La nomination de Charles Sapin, directeur adjoint de la rédaction de Valeurs actuelles, pour animer une chronique sur France Inter, suscite de vives réactions au sein de la radio publique. À partir du 30 août 2026, Sapin devra s’exprimer chaque dimanche, une décision qui divise profondément les équipes de France Inter et soulève des questions sur la ligne éditoriale de la station.
EN BREF
- Les syndicats de France Inter dénoncent la nomination de Charles Sapin.
- Cette décision est perçue comme un affront à la mission de service public.
- La direction défend le choix en prônant la pluralité des opinions.
La tension est palpable dans les couloirs de la Maison de la radio. Les syndicats, notamment la SNJ-CGT, expriment leur indignation face à l’arrivée de Charles Sapin, qu’ils qualifient de représentant d’un « organe de l’extrême droite multi-condamné ». La décision de la direction de France Inter, dirigée par Céline Pigalle, est perçue comme une trahison des valeurs du service public. Pour eux, la présence de Sapin sur l’antenne représente une forme de « déshonneur » pour la radio nationale.
Les critiques ne tardent pas à fuser. Dans un communiqué, le syndicat dénonce les positions controversées de Valeurs actuelles, qui a été condamné à plusieurs reprises pour des propos jugés discriminatoires et injurieux. Rappelons que le magazine a été sanctionné en 2022 pour avoir tenu des propos racistes à l’encontre de la députée insoumise Danièle Obono. Les syndicats craignent que cette nomination porte atteinte à l’intégrité de l’information diffusée sur France Inter.
La direction de France Inter, de son côté, justifie cette décision en arguant la nécessité d’accueillir des voix diverses.
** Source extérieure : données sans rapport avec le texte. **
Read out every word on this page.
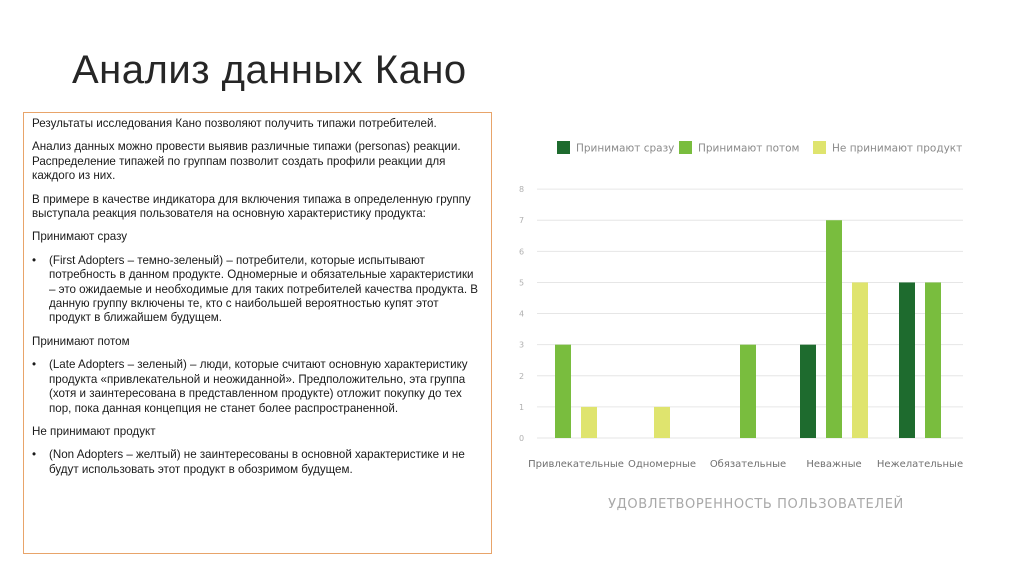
Анализ данных Кано

Результаты исследования Кано позволяют получить типажи потребителей.

Анализ данных можно провести выявив различные типажи (personas) реакции. Распределение типажей по группам позволит создать профили реакции для каждого из них.

В примере в качестве индикатора для включения типажа в определенную группу выступала реакция пользователя на основную характеристику продукта:

Принимают сразу

•	(First Adopters – темно-зеленый) – потребители, которые испытывают потребность в данном продукте. Одномерные и обязательные характеристики – это ожидаемые и необходимые для таких потребителей качества продукта. В данную группу включены те, кто с наибольшей вероятностью купят этот продукт в ближайшем будущем.

Принимают потом

•	(Late Adopters – зеленый) – люди, которые считают основную характеристику продукта «привлекательной и неожиданной». Предположительно, эта группа (хотя и заинтересована в представленном продукте) отложит покупку до тех пор, пока данная концепция не станет более распространенной.

Не принимают продукт

•	(Non Adopters – желтый) не заинтересованы в основной характеристике и не будут использовать этот продукт в обозримом будущем.
Принимают сразу Принимают потом	Не принимают продукт
0
1
2
3
4
5
6
7
8
Привлекательные Одномерные Обязательные Неважные Нежелательные
УДОВЛЕТВОРЕННОСТЬ ПОЛЬЗОВАТЕЛЕЙ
Selon Céline Pigalle, cette initiative s’inscrit dans une volonté de « reprendre la conversation » et de favoriser le débat entre différentes opinions politiques. Elle précise que la présence de Sapin ne signifie pas que France Inter adopte une ligne éditoriale à la droite de l’échiquier politique.
Ce choix soulève néanmoins des interrogations sur l’avenir de la radio. Les syndicats insistent sur le fait que France Inter ne doit pas devenir un vecteur de la propagande de l’extrême droite. Ils mettent en avant leur héritage du Conseil national de la résistance, qui prône le principe de non-discrimination dans l’information.
Les critiques sont renforcées par le contexte actuel. L’annonce de la chronique de Sapin coïncide avec les déclarations de Thomas Legrand, un autre journaliste de Radio France, qui a récemment déploré son éviction de l’antenne après des accusations de partialité. Legrand affirme avoir subi une « invisibilisation totale », ce qui jette une ombre sur la notion d’impartialité au sein du service public.
Le syndicat SNJ-CGT envisage d’organiser une assemblée générale pour discuter des actions à entreprendre face à cette situation. Pour eux, l’arrivée de Charles Sapin marque une « ligne rouge inacceptable » franchie par la direction de France Inter.
Charles Sapin, quant à lui, s’apprête à prendre la parole sur l’antenne, où il promet de partager son point de vue en tant que journaliste. Il souligne que son intervention ne sera pas une plateforme de promotion pour Valeurs actuelles, mais plutôt une contribution au débat. Cependant, la méfiance persiste et de nombreux auditeurs se demandent ce que cela signifie pour l’avenir de l’information sur France Inter.
Il est indéniable que cette décision modifiera le paysage médiatique de la radio publique. Alors que certains saluent l’ouverture à des opinions variées, d’autres voient dans cette initiative un risque pour la déontologie de l’information. L’avenir dira si cette stratégie de pluralisme sera bénéfique ou si elle entraînera des fractures au sein de l’équipe de France Inter.